Marcos segue a técnica narrativa bíblica: reprime suas emoções, como se narrasse a frio, e deixa que os fatos comovam o leitor. Muitos escritores e músicos exploraram o potencial dramático desse relato. Celebra-se o aniversário do rei em clima de festa. É a ocasião de fazer benefícios e conceder perdão. A princesa faz o papel de bailarina (cf. Ct 7,1-7) num solo de exibição, oferecido a um público masculino. O aplauso é geral, e o rei, numa demonstração de magnificência, promete dar-lhe quanto pedir, e o jura com uma fórmula hiperbólica (cf. Est 5,3.6; 7,2). Jurando (v. 26), Herodes abusa do nome divino, seu juramento leva ao crime. O nome da moça, Salomé, consta em documentos fora da Bíblia.

A morte de João acontece dentro de um banquete de poderosos. O profeta que pregava a conversão, o início de transformação radical pela vinda do messias (cf. 1,4-8) é morto por aqueles que se sentem incomodados com essa transformação.

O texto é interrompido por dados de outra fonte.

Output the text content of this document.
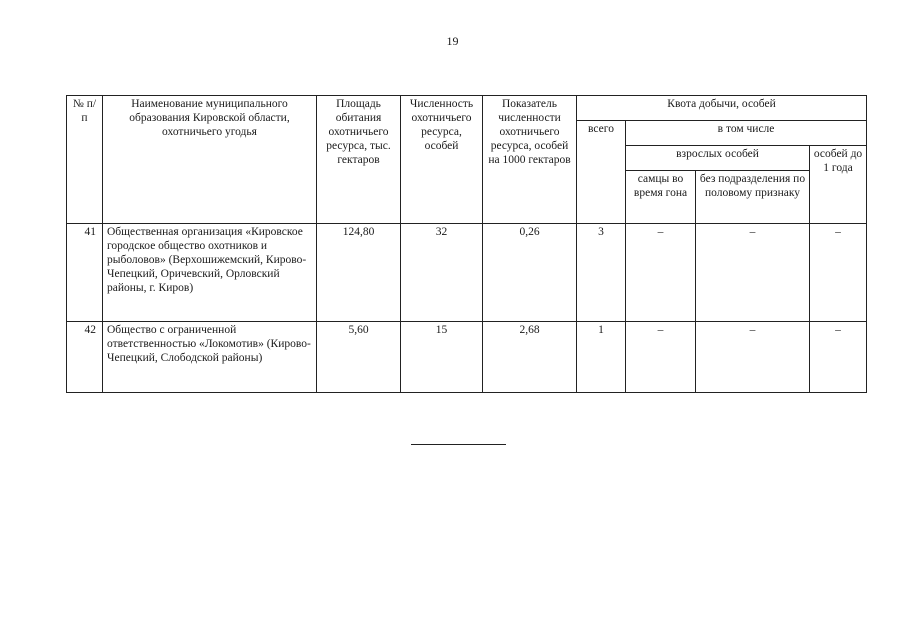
19
№ п/п	Наименование муниципального образования Кировской области, охотничьего угодья	Площадь обитания охотничьего ресурса, тыс. гектаров	Численность охотничьего ресурса, особей	Показатель численности охотничьего ресурса, особей на 1000 гектаров	Квота добычи, особей			
					всего	в том числе		
						взрослых особей		особей до 1 года
						самцы во время гона	без подразделения по половому признаку	
41	Общественная организация «Кировское городское общество охотников и рыболовов» (Верхошижемский, Кирово-Чепецкий, Оричевский, Орловский районы, г. Киров)	124,80	32	0,26	3	–	–	–
42	Общество с ограниченной ответственностью «Локомотив» (Кирово-Чепецкий, Слободской районы)	5,60	15	2,68	1	–	–	–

Herodes celebra o banquete da morte (de João) com os grandes, Jesus celebrará o banquete da vida com o povo necessitado (a narrativa seguinte é a multiplicação dos pães em 6,30-44).

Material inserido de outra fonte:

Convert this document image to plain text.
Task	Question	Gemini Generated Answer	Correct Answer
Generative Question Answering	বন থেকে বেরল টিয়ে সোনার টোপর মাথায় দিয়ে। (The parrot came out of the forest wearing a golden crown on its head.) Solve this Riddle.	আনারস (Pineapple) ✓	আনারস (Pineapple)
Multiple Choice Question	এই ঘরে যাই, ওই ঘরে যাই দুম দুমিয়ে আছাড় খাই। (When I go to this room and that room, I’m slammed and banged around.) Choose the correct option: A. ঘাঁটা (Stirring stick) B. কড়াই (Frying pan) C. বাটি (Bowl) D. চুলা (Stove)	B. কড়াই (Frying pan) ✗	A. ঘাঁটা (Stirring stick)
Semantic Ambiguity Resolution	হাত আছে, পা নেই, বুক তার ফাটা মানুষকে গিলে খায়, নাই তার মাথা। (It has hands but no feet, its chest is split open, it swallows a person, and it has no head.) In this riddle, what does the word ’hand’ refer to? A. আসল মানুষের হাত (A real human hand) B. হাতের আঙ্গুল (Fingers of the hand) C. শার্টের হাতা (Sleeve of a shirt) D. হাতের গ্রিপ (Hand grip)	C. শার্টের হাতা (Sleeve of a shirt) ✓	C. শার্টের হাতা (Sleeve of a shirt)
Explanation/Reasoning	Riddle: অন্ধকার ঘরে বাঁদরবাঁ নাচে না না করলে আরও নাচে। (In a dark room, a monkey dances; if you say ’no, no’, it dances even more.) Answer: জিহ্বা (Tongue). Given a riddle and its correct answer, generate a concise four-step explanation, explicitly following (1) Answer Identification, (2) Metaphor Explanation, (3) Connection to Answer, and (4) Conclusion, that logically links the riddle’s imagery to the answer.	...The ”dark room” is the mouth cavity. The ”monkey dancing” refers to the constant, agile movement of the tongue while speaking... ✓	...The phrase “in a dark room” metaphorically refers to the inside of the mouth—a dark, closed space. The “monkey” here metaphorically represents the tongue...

Ela saiu e perguntou à mãe: “O que vou pedir?” A mãe respondeu: “A cabeça de João Batista.” E, voltando depressa para junto do rei, pediu: “Quero que me dês agora, num prato, a cabeça de João Batista.” O rei ficou muito triste, mas não pôde recusar. Ele tinha feito o juramento diante dos convidados. (vv. 24-26).

Herodíades aproveita a ocasião propícia. O inesperado pedido da princesa coloca o rei numa posição comprometida: dividido entre sua estima ou temor (v. 20) pelo Batista e o juramento pronunciado diante dos convidados. O pedido invalida sem mais o juramento. Um juramento não pode justificar um crime de assassinato. Mas o rei cede à sensualidade da moça e aos compromissos de corte.

Imediatamente, o rei mandou que um soldado fosse buscar a cabeça de João. O soldado saiu, degolou-o na prisão, trouxe a cabeça num prato e a deu à moça. Ela a entregou à sua mãe. Ao saberem disso, os discípulos de João foram lá, levaram o cadáver e o sepultaram (vv. 27-29).

A festa tem um final macabro. O quadro denuncia sem afetação a imoralidade e corrupção dos dirigentes. Uma cena semelhante, embora de signo contrário, é Judite levando e mostrando a cabeça de Holofernes (Jt 13). Uma tradição judaica sobre Ester fala da cabeça da rainha Vasti (cf. Est 1,9-2,1) levada numa bandeja à sala. A princesa Salomé levando o prato com a cabeça de João Batista cortada tem acendido a fantasia de escritores e artistas e convertido João e Salomé em figuras arquetípicas. Mas o fim trágico de João está prefigurando antes de tudo a morte de Jesus e também sua sepultura: João é o “precursor” na vida e na morte. O leitor, porém, ouvirá o primeiro anúncio explícito da paixão de Jesus só em 8,31, mas já pode vislumbrar que Jesus poderá tomar o mesmo destino de profeta (cf. 2,20; 3,6).

O site da CNBB comenta: Todas as pessoas que participam da missão de Jesus, participam também do seu tríplice múnus: sacerdotal, profético e real. Participam do sacerdócio de Cristo através da busca da santificação pessoal e comunitária, da oração, da intercessão, etc. Participa do múnus profético através da palavra que denuncia o pecado e anuncia o Reino e participa do múnus régio pelo serviço aos irmãos e irmãs. A participação no múnus profético exige compromisso com a verdade e os valores morais, que atrai a ira de todos os que são contrários à proposta de Jesus, e, como no caso de João Batista, acarreta em ódio, vingança, perseguição e pode até levar à morte.